Started Jun 12, 2012 | Discussions thread
sean000 Veteran Member • Posts: 7,356
Re: Doing it yourself has its downsides as well.

agent888 wrote:

So I took the OM-D out last weekend and snapped some pictures. The one below that I took, I used the Art Filter "Dramatic Tones" I think it is called. I really really liked the results, but I somewhat feel guilty about it. I want to be able to produce this sort of work on my own eventually with post processing and what not, I don't want to use art filters as a crutch.

You can learn to do this kind of processing relatively on the computer, but of course mastering many of the different effects takes time. There are a number of approaches to post-processing an image to an final result that is stylized in a dramatic way, made to look vintage, black & white, etc.

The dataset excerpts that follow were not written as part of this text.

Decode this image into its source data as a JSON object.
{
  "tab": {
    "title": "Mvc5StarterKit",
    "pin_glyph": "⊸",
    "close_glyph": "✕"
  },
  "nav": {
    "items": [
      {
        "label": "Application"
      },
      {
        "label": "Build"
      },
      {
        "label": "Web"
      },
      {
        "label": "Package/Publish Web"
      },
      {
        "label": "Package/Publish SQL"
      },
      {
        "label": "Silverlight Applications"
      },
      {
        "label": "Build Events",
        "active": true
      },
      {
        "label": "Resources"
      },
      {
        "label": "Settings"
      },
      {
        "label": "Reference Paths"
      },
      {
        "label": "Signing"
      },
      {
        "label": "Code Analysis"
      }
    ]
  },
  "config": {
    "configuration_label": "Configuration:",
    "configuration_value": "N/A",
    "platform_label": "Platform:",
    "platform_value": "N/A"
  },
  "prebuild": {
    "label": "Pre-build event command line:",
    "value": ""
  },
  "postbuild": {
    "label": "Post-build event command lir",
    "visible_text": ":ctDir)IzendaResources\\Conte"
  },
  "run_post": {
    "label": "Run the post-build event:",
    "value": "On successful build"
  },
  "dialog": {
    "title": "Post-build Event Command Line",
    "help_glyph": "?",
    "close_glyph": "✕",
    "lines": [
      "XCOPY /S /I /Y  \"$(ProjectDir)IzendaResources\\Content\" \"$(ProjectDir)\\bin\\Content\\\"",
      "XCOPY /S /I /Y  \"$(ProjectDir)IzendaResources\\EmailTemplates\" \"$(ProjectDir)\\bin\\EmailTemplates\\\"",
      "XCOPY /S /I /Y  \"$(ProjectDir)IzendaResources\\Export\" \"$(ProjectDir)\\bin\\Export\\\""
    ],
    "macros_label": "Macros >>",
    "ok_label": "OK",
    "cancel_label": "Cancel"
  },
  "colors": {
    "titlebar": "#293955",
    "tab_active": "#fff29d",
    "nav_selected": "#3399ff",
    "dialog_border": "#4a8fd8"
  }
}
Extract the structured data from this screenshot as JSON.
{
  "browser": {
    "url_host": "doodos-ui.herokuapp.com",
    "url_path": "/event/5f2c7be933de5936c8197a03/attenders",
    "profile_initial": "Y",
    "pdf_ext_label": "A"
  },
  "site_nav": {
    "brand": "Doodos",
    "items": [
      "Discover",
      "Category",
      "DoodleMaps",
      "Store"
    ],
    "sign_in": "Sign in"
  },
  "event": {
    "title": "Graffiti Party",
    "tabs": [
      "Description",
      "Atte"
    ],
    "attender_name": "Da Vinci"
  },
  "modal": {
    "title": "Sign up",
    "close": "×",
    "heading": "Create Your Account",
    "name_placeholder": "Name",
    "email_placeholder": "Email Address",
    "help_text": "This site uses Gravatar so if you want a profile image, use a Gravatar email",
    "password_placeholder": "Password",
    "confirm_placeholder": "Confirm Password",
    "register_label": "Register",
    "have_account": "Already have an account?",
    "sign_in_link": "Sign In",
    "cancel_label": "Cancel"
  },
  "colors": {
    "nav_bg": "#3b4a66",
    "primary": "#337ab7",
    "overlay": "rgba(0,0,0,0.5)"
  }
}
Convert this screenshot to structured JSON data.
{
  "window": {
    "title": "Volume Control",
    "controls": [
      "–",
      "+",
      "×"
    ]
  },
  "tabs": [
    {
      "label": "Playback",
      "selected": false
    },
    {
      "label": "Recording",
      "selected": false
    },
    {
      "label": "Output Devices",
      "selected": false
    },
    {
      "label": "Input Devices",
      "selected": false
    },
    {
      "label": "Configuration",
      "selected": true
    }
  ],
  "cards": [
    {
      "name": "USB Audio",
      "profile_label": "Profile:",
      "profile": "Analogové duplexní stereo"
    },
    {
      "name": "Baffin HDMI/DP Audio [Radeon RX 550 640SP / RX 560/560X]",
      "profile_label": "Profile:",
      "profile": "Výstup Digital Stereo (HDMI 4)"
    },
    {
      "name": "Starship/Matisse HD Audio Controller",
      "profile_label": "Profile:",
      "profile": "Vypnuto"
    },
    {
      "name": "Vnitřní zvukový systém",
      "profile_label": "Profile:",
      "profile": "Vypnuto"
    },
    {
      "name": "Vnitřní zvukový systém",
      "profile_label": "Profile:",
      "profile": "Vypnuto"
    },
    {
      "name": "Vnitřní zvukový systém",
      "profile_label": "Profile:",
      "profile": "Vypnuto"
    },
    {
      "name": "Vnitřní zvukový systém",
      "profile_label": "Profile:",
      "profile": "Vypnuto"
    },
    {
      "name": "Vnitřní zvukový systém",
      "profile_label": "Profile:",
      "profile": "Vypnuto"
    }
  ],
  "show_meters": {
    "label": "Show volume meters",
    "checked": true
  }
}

  • Using camera settings or art filters in-camera

  • From scratch using only the tools built into your image editor (whether it be Photoshop, Lightroom, Elements, etc.)

  • Using free (or pay) presets or actions and then tweaking them.

  • Using plugins like Nik Silver Efex or Color Efex, Topaz, etc.

If you like the looks but don't like playing on the computer, art filters are the way to go... especially if you shoot RAW+JPEG so you can always do something different with the RAW file if you don't like how the art filter turned out.

If you like to play, then starting with some free presets or actions and deconstructing them is a good way to learn if your image editing software has presets or actions available. You can also look up instructions for how to get just about any look you want on the Web... at least using Photoshop or Lightroom.

Plugins like the ones from Nik (Silver Efex, Color Efex, Viveza) offer their own presets and tools for quickly getting the look you want and then fine-tuning. They aren't necessary, but nice to have if you get really into this stuff.

How do y'all feel about it? Or is this a case of "Take advantage of all tools at your disposal but don't become overly dependent."

Exactly. I think the Do-it-yourself approach also has downsides. More time post-processing and less time shooting. With the art filters you can look at the result and decide whether you like it or not. If it's good, you're done!

Guess I'm afraid to be labeled as one of those people that add a lens flare and sepia and then call myself an artist.

I think it's always good to play with a photo you really like, but you don't want to use a style just because you like the style. It needs to fit the subject or mood of the photograph. I've often spent time playing with a photo in Silver Efex or Color Efex only to decide that it looks best processed in a straightforward way with embellishments. Other times I think adding some drama or a different look really adds something.

I think in this case the dramatic filter adds something. This type of processing works well with dark clouds and weathered monuments or buildings.